Foreign exchange reserves stood at $9.7 billion in June 2020, buoyed by IMF and World Bank remittances.  S&P expects foreign currency reserves to remain just under $9 billion by the end of 2020, still over four months of current account payments (CAPs).

On the upside, Kenya has enjoyed reasonably good access to international capital markets in recent years and last issued $2.1 billion in Eurobonds in May 2019. This included a $1.2 billion and a $900 million Eurobond.

Kenya does not face any immediate Eurobond maturity and almost two-thirds of its external debt is concessional by nature with low interest rates and long tenors.

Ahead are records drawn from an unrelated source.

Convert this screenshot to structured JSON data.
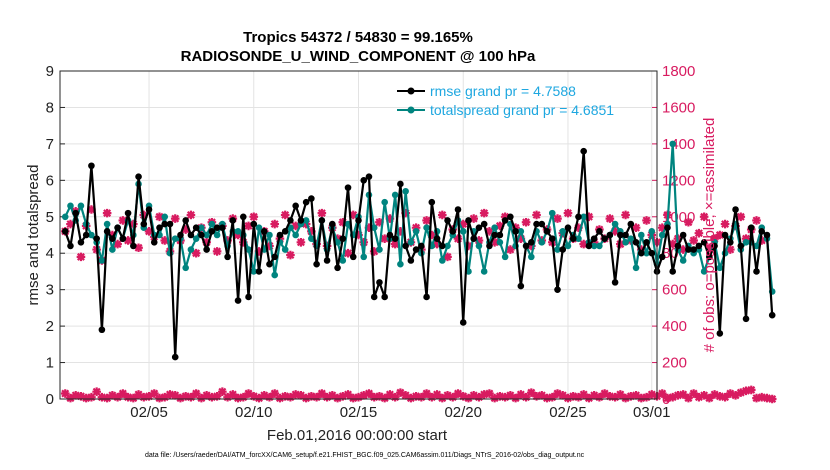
{
  "chart_data": {
    "type": "line",
    "title": "Tropics 54372 / 54830 = 99.165%",
    "subtitle": "RADIOSONDE_U_WIND_COMPONENT @ 100 hPa",
    "xlabel": "Feb.01,2016 00:00:00 start",
    "ylabel": "rmse and totalspread",
    "ylabel_right": "# of obs: o=possible; ×=assimilated",
    "footnote": "data file: /Users/raeder/DAI/ATM_forcXX/CAM6_setup/f.e21.FHIST_BGC.f09_025.CAM6assim.011/Diags_NTrS_2016-02/obs_diag_output.nc",
    "xlim": [
      0.75,
      29.25
    ],
    "ylim": [
      0,
      9
    ],
    "ylim_right": [
      0,
      1800
    ],
    "legend_position": "top-right",
    "grid": true,
    "x_ticks": [
      {
        "day": 5,
        "label": "02/05"
      },
      {
        "day": 10,
        "label": "02/10"
      },
      {
        "day": 15,
        "label": "02/15"
      },
      {
        "day": 20,
        "label": "02/20"
      },
      {
        "day": 25,
        "label": "02/25"
      },
      {
        "day": 29,
        "label": "03/01"
      }
    ],
    "y_ticks": [
      "0",
      "1",
      "2",
      "3",
      "4",
      "5",
      "6",
      "7",
      "8",
      "9"
    ],
    "y_ticks_right": [
      "0",
      "200",
      "400",
      "600",
      "800",
      "1000",
      "1200",
      "1400",
      "1600",
      "1800"
    ],
    "x_start": 1.0,
    "x_step": 0.25,
    "series": [
      {
        "name": "rmse grand pr = 4.7588",
        "color": "#000000",
        "marker": "circle",
        "values": [
          4.6,
          4.2,
          5.1,
          4.3,
          4.5,
          6.4,
          4.4,
          1.9,
          4.6,
          4.4,
          4.7,
          4.4,
          5.1,
          4.2,
          6.1,
          4.8,
          5.2,
          4.3,
          4.7,
          4.8,
          4.8,
          1.15,
          4.5,
          4.9,
          4.5,
          4.7,
          4.5,
          4.1,
          4.6,
          4.7,
          4.7,
          3.9,
          4.9,
          2.7,
          5.0,
          2.8,
          4.8,
          3.5,
          4.6,
          3.7,
          3.9,
          4.5,
          4.6,
          4.9,
          5.3,
          4.9,
          5.4,
          5.5,
          3.7,
          4.9,
          3.8,
          4.8,
          3.6,
          4.4,
          5.8,
          3.9,
          4.9,
          6.0,
          6.1,
          2.8,
          3.2,
          2.8,
          4.5,
          4.4,
          5.9,
          4.2,
          3.8,
          4.1,
          4.2,
          2.8,
          5.4,
          4.4,
          4.2,
          4.9,
          4.6,
          5.2,
          2.1,
          4.9,
          4.4,
          4.7,
          4.8,
          4.2,
          4.5,
          4.5,
          4.9,
          5.0,
          4.6,
          3.1,
          4.2,
          4.3,
          4.8,
          4.8,
          4.6,
          4.4,
          3.0,
          4.1,
          4.7,
          4.4,
          5.0,
          6.8,
          4.2,
          4.4,
          4.6,
          4.4,
          4.5,
          3.2,
          4.5,
          4.5,
          4.8,
          4.3,
          4.0,
          4.3,
          4.0,
          3.5,
          3.9,
          4.7,
          3.5,
          4.2,
          4.5,
          4.1,
          4.1,
          4.2,
          4.3,
          3.9,
          4.2,
          1.8,
          4.5,
          4.3,
          5.2,
          4.2,
          2.2,
          4.7,
          3.5,
          4.6,
          4.5,
          2.3
        ]
      },
      {
        "name": "totalspread grand pr = 4.6851",
        "color": "#00847f",
        "marker": "circle",
        "values": [
          5.0,
          5.3,
          4.9,
          5.3,
          4.8,
          4.5,
          4.3,
          3.8,
          4.8,
          4.1,
          4.7,
          4.4,
          4.9,
          4.5,
          5.9,
          4.7,
          5.3,
          4.5,
          4.5,
          5.0,
          4.0,
          4.4,
          4.4,
          3.6,
          4.1,
          4.4,
          4.7,
          4.5,
          4.8,
          4.5,
          4.8,
          4.2,
          4.6,
          4.6,
          4.5,
          4.1,
          3.5,
          4.7,
          4.1,
          4.5,
          3.4,
          4.3,
          4.1,
          4.7,
          4.5,
          4.8,
          4.9,
          4.4,
          4.2,
          4.9,
          4.1,
          4.7,
          4.3,
          3.8,
          4.8,
          4.5,
          5.0,
          3.9,
          5.6,
          4.7,
          4.1,
          5.4,
          4.4,
          5.6,
          3.7,
          5.7,
          4.3,
          4.6,
          4.0,
          4.7,
          4.2,
          4.6,
          3.8,
          4.2,
          4.5,
          4.9,
          4.6,
          3.5,
          4.6,
          4.2,
          3.5,
          4.3,
          4.7,
          4.3,
          3.9,
          4.8,
          4.2,
          4.6,
          4.2,
          3.9,
          4.6,
          4.3,
          4.6,
          5.1,
          4.1,
          4.6,
          4.2,
          4.5,
          4.4,
          5.0,
          4.3,
          4.2,
          4.2,
          4.4,
          4.5,
          4.8,
          4.6,
          4.3,
          4.4,
          3.6,
          4.5,
          4.0,
          4.6,
          3.7,
          4.5,
          4.8,
          7.0,
          4.1,
          3.8,
          4.2,
          4.0,
          4.1,
          3.5,
          3.9,
          4.3,
          3.6,
          4.0,
          4.4,
          4.8,
          4.1,
          4.3,
          4.3,
          4.2,
          4.7,
          4.4,
          2.95
        ]
      }
    ],
    "obs_series": [
      {
        "name": "assimilated",
        "color": "#d81b60",
        "marker": "x",
        "axis": "right",
        "values": [
          920,
          960,
          1030,
          780,
          950,
          1040,
          820,
          760,
          1020,
          900,
          850,
          980,
          870,
          960,
          830,
          1010,
          920,
          890,
          1000,
          870,
          810,
          990,
          870,
          930,
          1010,
          800,
          940,
          860,
          970,
          810,
          950,
          870,
          990,
          900,
          860,
          950,
          1000,
          810,
          920,
          840,
          960,
          880,
          1010,
          790,
          950,
          860,
          960,
          920,
          850,
          1020,
          840,
          940,
          880,
          970,
          800,
          1010,
          900,
          860,
          940,
          810,
          970,
          880,
          990,
          850,
          920,
          1020,
          860,
          940,
          820,
          980,
          900,
          850,
          1010,
          780,
          930,
          880,
          960,
          840,
          990,
          870,
          1020,
          920,
          860,
          950,
          1000,
          820,
          940,
          880,
          970,
          840,
          1010,
          870,
          930,
          860,
          990,
          910,
          1020,
          880,
          940,
          850,
          1000,
          860,
          930,
          880,
          990,
          920,
          850,
          1010,
          870,
          940,
          820,
          980,
          900,
          860,
          940,
          1010,
          850,
          880,
          820,
          970,
          870,
          910,
          1000,
          830,
          880,
          900,
          960,
          820,
          950,
          1000,
          880,
          930,
          980,
          870
        ]
      },
      {
        "name": "possible",
        "color": "#d81b60",
        "marker": "o",
        "axis": "right",
        "values": [
          30,
          5,
          20,
          15,
          5,
          10,
          40,
          10,
          5,
          20,
          10,
          30,
          10,
          5,
          25,
          10,
          15,
          30,
          5,
          10,
          25,
          20,
          5,
          15,
          10,
          30,
          5,
          20,
          10,
          15,
          40,
          10,
          25,
          5,
          10,
          30,
          15,
          5,
          20,
          10,
          30,
          5,
          15,
          10,
          25,
          20,
          5,
          15,
          10,
          30,
          10,
          20,
          5,
          15,
          25,
          5,
          10,
          20,
          30,
          10,
          15,
          5,
          25,
          10,
          35,
          20,
          5,
          15,
          10,
          30,
          10,
          25,
          5,
          20,
          10,
          30,
          15,
          5,
          20,
          10,
          25,
          30,
          5,
          15,
          10,
          20,
          5,
          25,
          10,
          35,
          15,
          20,
          5,
          10,
          30,
          20,
          5,
          15,
          10,
          25,
          5,
          20,
          10,
          30,
          15,
          10,
          25,
          5,
          15,
          20,
          5,
          10,
          25,
          15,
          30,
          5,
          10,
          20,
          25,
          5,
          30,
          10,
          20,
          5,
          25,
          15,
          10,
          30,
          20,
          35,
          45,
          50,
          5,
          10,
          5,
          0
        ]
      }
    ]
  },
  "legend": [
    {
      "label": "rmse grand pr = 4.7588",
      "color": "#000000"
    },
    {
      "label": "totalspread grand pr = 4.6851",
      "color": "#00847f"
    }
  ],
  "colors": {
    "rmse": "#000000",
    "spread": "#00847f",
    "obs": "#d81b60",
    "legend_text": "#1ea7e0"
  }
}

S&P expects the Kenyan shilling to depreciate to below the KSh110/$ threshold by the end of 2020 due to COVID-19 pressures.

Inflation trends are expected to remain broadly under control and within the Kenyan central bank’s 2.5% to 7.5% range.

Prior to the pandemic, Kenya’s banking system was relatively sound. Even so, high nonperforming loans, which stood at 13% in May 2020 will remain a risk to the sector.

A recovery in economic activity in the second half of 2020 could lead to a rebound in domestic credit.

The central bank cut rates to 7% in May 2020 and reduced reserve ratio requirements to 4.25%.

S&P would consider downgrading the rating if the ultimate economic fallout from the COVID-19 pandemic and weaker policy momentum derailed Kenya’s efforts to curb its twin deficits.

The rating agency would revise the outlook to stable if there is a significant and sustained improvement in Kenya’s fiscal and external accounts.

S&P would also consider upgrading the rating if Kenya reverts to strong GDP growth and fiscal consolidation more rapidly than expected, which would in turn help address debt vulnerabilities.

This comes after Fitch Ratings dropped Kenya’s outlook from stable to negative on concerns of the impact of the COVID-19 crisis on the economy, earlier in 2020.